Başımdaki kötü ve keskin ağrıyla gözlerimi, açtım. Çok kötü üşütmüştüm, yerimde kıpırdanınca, birine yaslandığımı fark ettim, bir dakika ben akşam, araba koltuğunda uyumamış mıydım ?

Yo doğru hatırlıyorum uyumuştum, peki nasıl olurda bu adamın göğsüne, sırtımı yaslı bir şekilde, uyandım ? 

Kalkarak diğer koltuğa geçmek için hareketlenince, Arhan, irkilerek gözlerini açtı “ne oldu ? İyi misin ? İlaç yeni içtin, biraz bekleyelim sonra içersin yine” dediğinde sesi gayet sakin ve kaygılıydı. Şaşırarak ona baktım, ne olmuştu bu adama ?

Sert, bağırınca her kesi korkudan titreten adam gitmiş, yerine annem gelmiş gibiydi. “İyiyim ben.
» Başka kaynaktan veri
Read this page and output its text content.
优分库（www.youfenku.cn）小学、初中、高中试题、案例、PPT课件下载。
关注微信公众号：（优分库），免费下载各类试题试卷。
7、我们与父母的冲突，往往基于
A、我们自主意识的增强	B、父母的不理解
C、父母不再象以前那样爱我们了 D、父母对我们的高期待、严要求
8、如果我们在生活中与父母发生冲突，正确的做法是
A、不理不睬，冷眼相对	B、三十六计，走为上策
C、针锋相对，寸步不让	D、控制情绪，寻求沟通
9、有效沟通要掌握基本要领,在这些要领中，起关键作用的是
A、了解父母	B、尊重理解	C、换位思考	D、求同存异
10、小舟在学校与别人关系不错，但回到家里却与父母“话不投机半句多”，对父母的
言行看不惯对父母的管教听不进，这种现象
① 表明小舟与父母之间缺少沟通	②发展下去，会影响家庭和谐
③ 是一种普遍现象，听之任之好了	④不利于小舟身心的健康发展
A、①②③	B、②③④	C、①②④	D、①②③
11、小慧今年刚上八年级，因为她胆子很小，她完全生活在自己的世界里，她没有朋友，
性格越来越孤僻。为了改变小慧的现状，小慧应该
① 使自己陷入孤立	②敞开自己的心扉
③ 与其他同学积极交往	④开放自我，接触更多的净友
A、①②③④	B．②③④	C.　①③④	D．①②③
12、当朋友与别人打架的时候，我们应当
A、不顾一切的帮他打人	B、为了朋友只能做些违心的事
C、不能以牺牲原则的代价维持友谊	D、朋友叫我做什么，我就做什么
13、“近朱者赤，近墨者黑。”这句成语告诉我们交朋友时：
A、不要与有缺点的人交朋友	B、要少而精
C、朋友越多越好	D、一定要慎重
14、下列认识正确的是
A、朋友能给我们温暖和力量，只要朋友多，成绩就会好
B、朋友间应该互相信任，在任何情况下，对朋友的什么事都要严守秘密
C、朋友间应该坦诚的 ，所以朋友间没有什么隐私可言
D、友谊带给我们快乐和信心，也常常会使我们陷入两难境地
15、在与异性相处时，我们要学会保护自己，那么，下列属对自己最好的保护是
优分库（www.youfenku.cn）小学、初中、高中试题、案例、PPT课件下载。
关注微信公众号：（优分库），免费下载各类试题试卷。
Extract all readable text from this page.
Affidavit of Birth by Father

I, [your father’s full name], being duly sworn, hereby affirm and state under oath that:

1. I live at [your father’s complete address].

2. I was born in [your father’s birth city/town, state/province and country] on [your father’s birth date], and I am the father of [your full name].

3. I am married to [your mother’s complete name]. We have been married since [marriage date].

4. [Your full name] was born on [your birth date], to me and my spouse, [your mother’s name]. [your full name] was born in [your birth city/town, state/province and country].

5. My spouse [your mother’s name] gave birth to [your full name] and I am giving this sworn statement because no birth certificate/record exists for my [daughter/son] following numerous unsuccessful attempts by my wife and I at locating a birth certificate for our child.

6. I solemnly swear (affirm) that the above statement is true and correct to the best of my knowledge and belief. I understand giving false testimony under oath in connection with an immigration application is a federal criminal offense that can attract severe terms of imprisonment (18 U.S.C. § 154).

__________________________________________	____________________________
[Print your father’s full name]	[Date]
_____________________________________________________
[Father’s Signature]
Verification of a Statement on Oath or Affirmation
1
Sen iyi misin asıl ? Kafana bir şey düşmedi değil mi dün gece ?” diye sorduğumda niye sorduğumu anlamış gibi, yaslandığı araba koktuğunda dikleşerek, kendi topladı.

“yok bir şey, gece ateşin fazla yüksekti, şimdide yüksek olduğunu düşünerek dedim. Unut !” unut mu ?

Bir şey dememişti ki, sadece iyi misin diye sormuştu. Bunda ne vardı ki ?

Başımı sallayarak onayladım, sanki vücudum savaştan yeni çıkmıştı fazla yorgundum, dün gece ne olduğunu hatırlamak için kendimi zorluyordum ama yok, hiç bir şey hatırlamıyordum.

“ne kadar kaldı sence, oraya varmaya ?” sorarak başımı ovdum. Camdan dışarı baktığımda, dağların manzarasına hayran kalmıştım.

Burası ne kadar güzel ve huzur vericiydi böyle. Dağların, çimenlerin yeşilliği, mavi gökyüzüyle birleşerek güzel bir uyum içindelerdi. Renklerin uyumluluğuydu bu, ayrılıkta farklı güzelliği olan renklerin, karıştığında daha güzel manzara yaratmasıydı bu.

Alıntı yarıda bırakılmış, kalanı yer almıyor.